Hemorrhoids Or Colon Cancer?

Colon cancer and hemorrhoids often present with the same symptoms. Without additional testing,medical equippment the two conditions can be indistinguishable from one another. In fact, around 90% of patients with colon or rectal cancer initially believe they have a case of hemorrhoids, according to StopColonCancerNow.com.

But this confusion isn’t limited to laypeople. Even extremely skilled physicians can mistake a case of colorectal cancer for hemorrhoids. In the vast majority of cases, additional testing is required to make an accurate diagnosis, and discern between the two conditions.

Do I Have Hemorrhoids Or Cancer?

Statistically, you’re far more likely to have hemorrhoids than colon cancer. While around 75% of adults will experience the symptoms of hemorrhoids by 50, only 4.5% of patients, male or female, are ever diagnosed with a cancer of the colon or rectum.

Most patients are tipped off to a potential problem by rectal bleeding or rectal itching, which can be very distressing. Both colon cancer and hemorrhoids can cause these symptoms, but as we’ll see, there may be a way to tell the difference.

Suffering from misdiagnosis from a physician? Contact Marciano & MacAvoy, P.C. for a free consultation!

What Are Hemorrhoids?

Hemorrhoids happen when the veins around the anus, or those inside the lower rectum, become swollen. While both internal and external hemorrhoids are painful, external hemorrhoids, when the veins surrounding the outside of the anus become inflamed, are much more common.

Hemmorhoid symptoms include:

  • Severe itching around the anus
  • Pain and irritation surrounding the anus
  • Painful or itchy lumps near the anus
  • Painful bowel movements
  • Blood in the stool
  • Fecal leakage (an inability to control bowel movements completely)

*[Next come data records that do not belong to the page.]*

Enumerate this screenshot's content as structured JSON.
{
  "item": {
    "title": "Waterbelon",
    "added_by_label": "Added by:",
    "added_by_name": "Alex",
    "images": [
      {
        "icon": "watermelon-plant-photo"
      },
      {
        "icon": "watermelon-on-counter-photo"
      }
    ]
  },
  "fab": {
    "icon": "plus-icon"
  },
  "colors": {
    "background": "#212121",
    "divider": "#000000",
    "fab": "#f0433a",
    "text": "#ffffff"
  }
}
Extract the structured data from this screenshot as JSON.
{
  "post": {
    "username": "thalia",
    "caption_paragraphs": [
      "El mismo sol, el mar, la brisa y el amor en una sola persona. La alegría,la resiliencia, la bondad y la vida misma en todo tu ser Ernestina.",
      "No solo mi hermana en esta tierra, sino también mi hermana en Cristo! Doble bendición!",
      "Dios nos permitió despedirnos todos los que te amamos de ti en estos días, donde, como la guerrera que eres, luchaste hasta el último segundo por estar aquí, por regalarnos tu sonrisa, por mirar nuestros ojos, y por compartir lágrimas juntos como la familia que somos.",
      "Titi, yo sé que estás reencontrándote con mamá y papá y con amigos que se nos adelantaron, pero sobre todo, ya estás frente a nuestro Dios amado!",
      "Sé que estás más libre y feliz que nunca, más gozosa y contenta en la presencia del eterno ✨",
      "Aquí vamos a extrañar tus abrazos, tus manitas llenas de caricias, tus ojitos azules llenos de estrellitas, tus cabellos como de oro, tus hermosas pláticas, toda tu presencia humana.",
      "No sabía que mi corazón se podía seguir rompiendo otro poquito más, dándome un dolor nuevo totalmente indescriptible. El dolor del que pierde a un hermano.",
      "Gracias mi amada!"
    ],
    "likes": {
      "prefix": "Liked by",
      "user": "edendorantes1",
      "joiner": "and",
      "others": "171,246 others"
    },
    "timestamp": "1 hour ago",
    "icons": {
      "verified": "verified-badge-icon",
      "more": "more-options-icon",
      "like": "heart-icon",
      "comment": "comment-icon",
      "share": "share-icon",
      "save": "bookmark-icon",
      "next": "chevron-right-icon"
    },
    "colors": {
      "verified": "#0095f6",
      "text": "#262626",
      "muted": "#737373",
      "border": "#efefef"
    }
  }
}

For most people, hemorrhoids are a temporary problem. Symptoms flare up and then subside, often in response to irritation or strain.

What Causes Hemorrhoids?

Under pressure, the veins around the anus can stretch, which may cause them to swell or bulge. In short, anything that increases pressure in the lower rectum can cause a case of hemorrhoids.

That usually means:

  • chronic constipation
  • straining during defecation
  • sitting on the toilet too long

Pregnancy is another major risk factor for hemorrhoids. When the uterus expands, it can press on a vein in the colon and constrict it painfully. Colon cancer is more likely to be diagnosed in men than women, according to the Stop Cancer Fund.

Colorectal Cancer Vs. Hemorrhoids

In other words, the symptoms of hemorrhoids are inconstant. You may find blood in your stool or on the toilet paper one day, but not the next. Moreover, the symptoms usually go away over time. Colon cancer, on the other hand, doesn’t subside in the same way. Neither do the symptoms of colon cancer. Constant rectal bleeding is more often a sign of colorectal cancer than hemorrhoids.

Pain is another major differentiator between hemorrhoids and cancer. While hemorrhoids can cause pain, the rectal bleeding associated with hemorrhoids almost never does. If you’re experiencing painful rectal bleeding, you may have something more serious than hemorrhoids.

Pain is usually associated with internal hemorrhoids, which are less common than external hemorrhoids.

Colorectal Cancer Symptoms & Signs

Any rectal bleeding is cause for concern, and you should consult your doctor if you begin to experience these or associated symptoms. But abnormally-heavy rectal bleeding could be a sign of colorectal cancer, not hemorrhoids.

Watch out for these other signs, which are more likely to occur with colon or rectal cancer than with hemorrhoids:

  • unexpected weight loss and / or fatigue
  • pain in your lower abdomen
  • changes in the shape of your bowel movements (stool no longer appears round)
  • changes in your defecation habits (either diarrhea or constipation)
  • excessive gas
  • bloating
  • tenesmus (the constant sense that you have to pass stool, even when your bowels are empty)

In their early stages, colorectal cancers don’t usually cause any symptoms. That’s why most governmental agencies suggest that patients begin receiving routine screenings for the disease around the age of 50. If symptoms do begin, specialist medical attention is suggested; many patients have had their colorectal cancer symptoms dismissed as the result of a “benign” disease, or been misdiagnosed with colon cancer.